Carlos Saura tisse une atmosphère faussement apaisée et
bucolique, faite des tranches de vie diverses de l’amitié en trio liant Julián,
Pablo et Elena. L’envie et le fétichisme maladif de Julián planent pourtant
dans ces instants, comme le montrera ce passage où il étudie méticuleusement la
trousse de maquillage d’Elena pour mieux en reprendre chaque élément pour
refaçonner la godiche Ana. Une humiliation jouant sur son précieux souvenir va
le faire basculer, poussant sa quête au point de non-retour. Le rebondissement
final désarçonne le spectateur au vu de la langueur qui a précédé et justifie
enfin le titre du film inspiré du cocktail favori de Julián, le peppermint
frappé qui illustre sa singularité, sa séduction puis sa profonde malveillance.

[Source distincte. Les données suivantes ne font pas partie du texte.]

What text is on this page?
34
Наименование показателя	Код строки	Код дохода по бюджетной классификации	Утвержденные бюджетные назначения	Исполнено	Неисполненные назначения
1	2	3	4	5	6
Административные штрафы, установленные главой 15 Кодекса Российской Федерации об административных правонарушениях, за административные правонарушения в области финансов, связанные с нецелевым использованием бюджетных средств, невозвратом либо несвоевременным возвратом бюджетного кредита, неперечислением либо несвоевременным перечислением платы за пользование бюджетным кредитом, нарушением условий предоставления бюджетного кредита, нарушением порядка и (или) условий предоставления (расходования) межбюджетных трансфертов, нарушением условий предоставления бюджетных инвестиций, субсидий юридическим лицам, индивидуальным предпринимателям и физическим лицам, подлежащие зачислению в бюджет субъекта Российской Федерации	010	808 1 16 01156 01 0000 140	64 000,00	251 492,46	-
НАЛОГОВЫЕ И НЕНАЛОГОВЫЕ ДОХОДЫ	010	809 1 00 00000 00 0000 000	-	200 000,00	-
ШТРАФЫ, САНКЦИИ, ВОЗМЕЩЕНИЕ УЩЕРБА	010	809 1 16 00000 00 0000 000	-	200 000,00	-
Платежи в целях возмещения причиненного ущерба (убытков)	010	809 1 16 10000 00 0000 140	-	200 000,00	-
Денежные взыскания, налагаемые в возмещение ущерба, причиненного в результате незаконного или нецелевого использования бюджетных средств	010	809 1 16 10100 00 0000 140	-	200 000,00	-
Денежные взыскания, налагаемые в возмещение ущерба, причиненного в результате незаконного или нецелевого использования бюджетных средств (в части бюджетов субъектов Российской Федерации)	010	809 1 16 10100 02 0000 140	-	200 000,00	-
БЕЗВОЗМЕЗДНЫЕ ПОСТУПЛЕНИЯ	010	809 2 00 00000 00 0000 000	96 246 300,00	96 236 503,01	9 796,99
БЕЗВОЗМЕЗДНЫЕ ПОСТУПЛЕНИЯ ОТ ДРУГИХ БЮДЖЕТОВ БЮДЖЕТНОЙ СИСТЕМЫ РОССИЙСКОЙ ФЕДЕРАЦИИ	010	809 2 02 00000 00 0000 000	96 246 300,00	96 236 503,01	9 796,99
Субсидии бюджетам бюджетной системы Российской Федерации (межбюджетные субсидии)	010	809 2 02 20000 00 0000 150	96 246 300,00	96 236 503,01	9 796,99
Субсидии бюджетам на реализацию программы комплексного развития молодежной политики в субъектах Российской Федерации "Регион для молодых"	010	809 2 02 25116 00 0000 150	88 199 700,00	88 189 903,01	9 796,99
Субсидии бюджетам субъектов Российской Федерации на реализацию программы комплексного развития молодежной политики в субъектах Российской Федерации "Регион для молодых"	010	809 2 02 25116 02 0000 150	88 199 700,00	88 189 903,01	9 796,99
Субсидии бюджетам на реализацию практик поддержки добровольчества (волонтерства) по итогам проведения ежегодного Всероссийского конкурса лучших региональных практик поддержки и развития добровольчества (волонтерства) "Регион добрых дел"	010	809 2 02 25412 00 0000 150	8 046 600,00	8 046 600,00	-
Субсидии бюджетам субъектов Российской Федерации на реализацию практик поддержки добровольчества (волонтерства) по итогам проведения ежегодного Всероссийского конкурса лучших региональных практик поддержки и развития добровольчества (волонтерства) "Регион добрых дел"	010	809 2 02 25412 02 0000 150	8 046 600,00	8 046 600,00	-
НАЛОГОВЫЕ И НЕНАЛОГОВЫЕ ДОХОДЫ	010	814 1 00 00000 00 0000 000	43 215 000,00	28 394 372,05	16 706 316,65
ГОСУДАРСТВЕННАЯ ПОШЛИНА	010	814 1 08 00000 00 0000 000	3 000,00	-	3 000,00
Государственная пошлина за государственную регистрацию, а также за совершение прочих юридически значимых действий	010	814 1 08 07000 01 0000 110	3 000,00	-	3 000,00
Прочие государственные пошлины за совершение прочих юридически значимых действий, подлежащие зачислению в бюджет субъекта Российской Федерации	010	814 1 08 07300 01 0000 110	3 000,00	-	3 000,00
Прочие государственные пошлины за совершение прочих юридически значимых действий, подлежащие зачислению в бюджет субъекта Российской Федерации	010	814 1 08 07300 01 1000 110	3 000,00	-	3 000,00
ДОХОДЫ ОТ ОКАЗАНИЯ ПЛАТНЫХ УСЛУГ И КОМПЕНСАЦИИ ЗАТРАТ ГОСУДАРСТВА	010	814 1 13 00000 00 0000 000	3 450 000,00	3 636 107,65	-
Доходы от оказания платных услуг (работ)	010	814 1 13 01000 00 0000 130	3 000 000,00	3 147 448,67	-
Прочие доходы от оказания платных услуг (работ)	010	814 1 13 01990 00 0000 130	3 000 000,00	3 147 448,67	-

Vertigo plane également sur le final,
Saura reprenant le travelling à 360 sur Julián comblé face à une Ana complice ayant
définitivement endossé les traits de son fantasme. Sous l’intime et la critique
de la bourgeoisie, la facette politique se dessine subtilement. Saura fustige
le mâle espagnol et en fait une métaphore du franquisme, éliminant ce qu’il ne
peut s’approprier et soumettant les plus faible à son idée - le tambour de
Calanda, leitmotiv sonore du film prend d’ailleurs une rythmique quasiment
martiale et militaire lors du final en contrepoint du romantisme de la scène. Saura
use d’une approche vaporeuse et étrange qui n’en rend le message que plus
cinglant dans cette œuvre qui lui vaudra un nouvel Ours d’Argent à Berlin.